Synopsis: Shares of Glenmark Pharmaceuticals Limited were in focus after its subsidiary Glenmark Specialty SA received approval from the U.S. Food and Drug Administration for a respiratory inhalation drug, enabling the company to target a $520 million U.S. market with 180-day generic exclusivity.
The shares of this company, which is a global research-led pharmaceutical company with a presence across generics, Specialty and OTC businesses with operations in several countries, were in focus today after the company got a USFDA approval for its respiratory-based medication targeting a $500 million-plus market.

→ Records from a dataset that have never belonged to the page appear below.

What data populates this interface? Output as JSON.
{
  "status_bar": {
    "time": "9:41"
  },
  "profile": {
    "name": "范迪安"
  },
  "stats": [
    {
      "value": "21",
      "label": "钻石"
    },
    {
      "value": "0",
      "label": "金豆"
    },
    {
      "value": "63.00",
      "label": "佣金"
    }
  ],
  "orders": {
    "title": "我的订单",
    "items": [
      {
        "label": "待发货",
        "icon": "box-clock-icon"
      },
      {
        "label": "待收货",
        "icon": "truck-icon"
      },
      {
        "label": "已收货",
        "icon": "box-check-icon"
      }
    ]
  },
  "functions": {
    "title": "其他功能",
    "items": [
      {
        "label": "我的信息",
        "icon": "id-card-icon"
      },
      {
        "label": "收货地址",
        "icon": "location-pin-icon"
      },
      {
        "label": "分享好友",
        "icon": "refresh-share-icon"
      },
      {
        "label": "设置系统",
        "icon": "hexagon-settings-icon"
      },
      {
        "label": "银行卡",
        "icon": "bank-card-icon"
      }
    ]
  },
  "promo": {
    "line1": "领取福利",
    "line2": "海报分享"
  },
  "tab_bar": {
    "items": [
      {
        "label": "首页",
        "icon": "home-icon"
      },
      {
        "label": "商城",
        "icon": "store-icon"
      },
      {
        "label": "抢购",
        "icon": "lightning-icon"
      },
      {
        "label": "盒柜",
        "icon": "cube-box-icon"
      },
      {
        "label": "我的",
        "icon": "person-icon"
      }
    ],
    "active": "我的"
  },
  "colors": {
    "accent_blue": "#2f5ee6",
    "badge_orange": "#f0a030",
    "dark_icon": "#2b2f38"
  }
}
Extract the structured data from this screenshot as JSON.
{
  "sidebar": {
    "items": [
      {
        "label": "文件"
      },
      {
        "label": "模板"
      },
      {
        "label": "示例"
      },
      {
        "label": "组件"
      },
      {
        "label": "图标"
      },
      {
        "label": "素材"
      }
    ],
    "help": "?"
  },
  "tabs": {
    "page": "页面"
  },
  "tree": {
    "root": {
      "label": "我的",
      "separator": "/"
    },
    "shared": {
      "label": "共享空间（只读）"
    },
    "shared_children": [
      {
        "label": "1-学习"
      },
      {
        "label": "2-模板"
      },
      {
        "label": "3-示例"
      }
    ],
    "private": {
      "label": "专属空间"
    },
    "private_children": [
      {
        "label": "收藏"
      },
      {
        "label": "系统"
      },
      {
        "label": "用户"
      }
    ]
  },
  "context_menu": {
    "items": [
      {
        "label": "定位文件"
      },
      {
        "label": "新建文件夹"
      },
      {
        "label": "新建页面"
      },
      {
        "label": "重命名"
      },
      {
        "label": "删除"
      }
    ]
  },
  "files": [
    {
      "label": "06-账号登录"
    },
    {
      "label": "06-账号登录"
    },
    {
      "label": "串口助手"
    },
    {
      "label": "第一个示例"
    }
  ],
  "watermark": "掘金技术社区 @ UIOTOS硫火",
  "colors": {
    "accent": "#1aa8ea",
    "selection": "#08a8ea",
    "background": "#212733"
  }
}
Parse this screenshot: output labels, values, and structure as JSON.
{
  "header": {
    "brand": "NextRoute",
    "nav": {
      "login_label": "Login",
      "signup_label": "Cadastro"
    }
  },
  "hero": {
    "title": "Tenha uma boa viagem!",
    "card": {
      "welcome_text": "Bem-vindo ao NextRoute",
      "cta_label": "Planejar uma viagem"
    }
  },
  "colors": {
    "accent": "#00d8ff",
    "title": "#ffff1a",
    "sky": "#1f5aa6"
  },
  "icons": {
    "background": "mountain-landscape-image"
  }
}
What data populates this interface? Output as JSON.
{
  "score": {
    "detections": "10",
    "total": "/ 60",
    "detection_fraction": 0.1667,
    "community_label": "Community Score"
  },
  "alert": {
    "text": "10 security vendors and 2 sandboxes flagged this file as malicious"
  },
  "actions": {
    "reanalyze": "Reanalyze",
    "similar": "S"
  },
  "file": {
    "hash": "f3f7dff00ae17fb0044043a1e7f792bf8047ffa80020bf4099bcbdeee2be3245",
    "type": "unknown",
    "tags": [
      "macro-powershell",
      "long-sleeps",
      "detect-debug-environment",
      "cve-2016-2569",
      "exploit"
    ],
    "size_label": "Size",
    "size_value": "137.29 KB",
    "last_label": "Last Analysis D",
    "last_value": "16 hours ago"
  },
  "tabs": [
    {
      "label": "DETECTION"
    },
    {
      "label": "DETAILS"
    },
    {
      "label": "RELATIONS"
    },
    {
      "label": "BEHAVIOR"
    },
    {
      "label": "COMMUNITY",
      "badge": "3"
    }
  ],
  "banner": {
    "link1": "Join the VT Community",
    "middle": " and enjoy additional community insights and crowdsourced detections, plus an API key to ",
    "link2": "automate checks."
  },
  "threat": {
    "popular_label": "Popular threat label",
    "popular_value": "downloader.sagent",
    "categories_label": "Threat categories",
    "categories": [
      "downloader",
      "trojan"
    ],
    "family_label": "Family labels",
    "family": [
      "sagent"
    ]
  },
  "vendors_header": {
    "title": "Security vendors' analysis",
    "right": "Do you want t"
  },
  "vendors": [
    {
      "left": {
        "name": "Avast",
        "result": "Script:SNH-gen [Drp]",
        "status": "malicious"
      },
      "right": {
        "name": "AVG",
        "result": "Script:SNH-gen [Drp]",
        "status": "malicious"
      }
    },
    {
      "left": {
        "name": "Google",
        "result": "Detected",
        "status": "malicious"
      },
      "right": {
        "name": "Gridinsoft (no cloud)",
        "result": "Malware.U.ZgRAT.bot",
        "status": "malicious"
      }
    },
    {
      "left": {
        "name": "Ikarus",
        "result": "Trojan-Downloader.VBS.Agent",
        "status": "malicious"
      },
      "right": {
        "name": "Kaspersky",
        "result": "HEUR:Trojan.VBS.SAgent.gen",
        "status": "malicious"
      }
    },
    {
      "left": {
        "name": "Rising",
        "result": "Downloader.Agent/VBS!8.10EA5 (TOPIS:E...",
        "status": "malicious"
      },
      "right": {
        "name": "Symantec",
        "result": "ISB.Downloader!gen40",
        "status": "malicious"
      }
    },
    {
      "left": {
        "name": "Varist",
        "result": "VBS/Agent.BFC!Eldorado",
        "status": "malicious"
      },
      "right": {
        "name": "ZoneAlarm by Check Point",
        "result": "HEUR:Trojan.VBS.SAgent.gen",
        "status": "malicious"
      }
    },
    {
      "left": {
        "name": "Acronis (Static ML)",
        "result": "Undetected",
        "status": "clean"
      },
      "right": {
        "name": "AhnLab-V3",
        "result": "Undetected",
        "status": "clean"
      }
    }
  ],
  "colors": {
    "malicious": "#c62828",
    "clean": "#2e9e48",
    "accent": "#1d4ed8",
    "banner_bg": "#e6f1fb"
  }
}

With a market cap of Rs 57,500 crore, the shares of Glenmark Pharmaceuticals Ltd are trading at Rs 2,037 and are trading at a PE of 21.2 compared to their industry PE of 27.7. The shares have given a return of more than 300% in the last 5 years.
About the USFDA approval
Shares of Glenmark Pharmaceuticals Limited have been in the limelight as the company’s subsidiary, Glenmark Specialty SA, has received final approval from the United States’ Food and Drug Administration for the marketing of Fluticasone Propionate Inhalation Aerosol USP, 44 mcg per actuation, which belongs to the respiratory class of generic drugs used for the management of conditions such as asthma. The approval has strengthened the company’s presence in the United States’ respiratory market and marks the latest regulatory milestone for the company’s inhalation therapy business.
The approved product has been found to be bioequivalent and therapeutically equivalent to the reference-listed drug FloVent HFA Inhalation Aerosol, which is developed by GlaxoSmithKline plc. The company has been awarded the Competitive Generic Therapy (CGT) designation and recognised as the first approved applicant for the marketing of the product, thus making the company eligible for 180 days of market exclusivity upon the launch of the product in the United States.
The product will be marketed and distributed in the US by Glenmark Pharmaceuticals Inc., USA. The commercialisation of the product is expected to commence in March 2026. This is expected to improve the company’s position in the inhalation therapy market, which is a complex market requiring advanced drug delivery systems and approvals. This approval also marks Glenmark’s commitment to developing its specialty and respiratory drugs portfolio and expanding its presence in the global market.
The market size of the FloVent HFA Inhalation Aerosol 44 mcg product was around $520.1 million in the 12 months leading up to January 2026. This is a significant market size and is expected to generate revenue for Glenmark during its exclusivity period, especially as it is entering the market as a first generic competitor in the market.
This approval is also a testament to Glenmark’s capabilities in developing complex inhalation products and approvals in the US market. The company operates in 80+ countries and focuses on respiratory, dermatology, and oncology drugs and is continually improving its position in the global pharmaceutical market as a leader in innovation and specialty generics.
Financials
The revenue from operations for the company stood at Rs 3,901 crore in Q3 FY26 compared to the Q3 FY25 revenue of Rs 3,388 crore, up by about 15 per cent YoY. Similarly, the net profit stood at Rs 403 crore in Q3 FY26, up compared to the Rs 348 crore profit in Q3 FY25.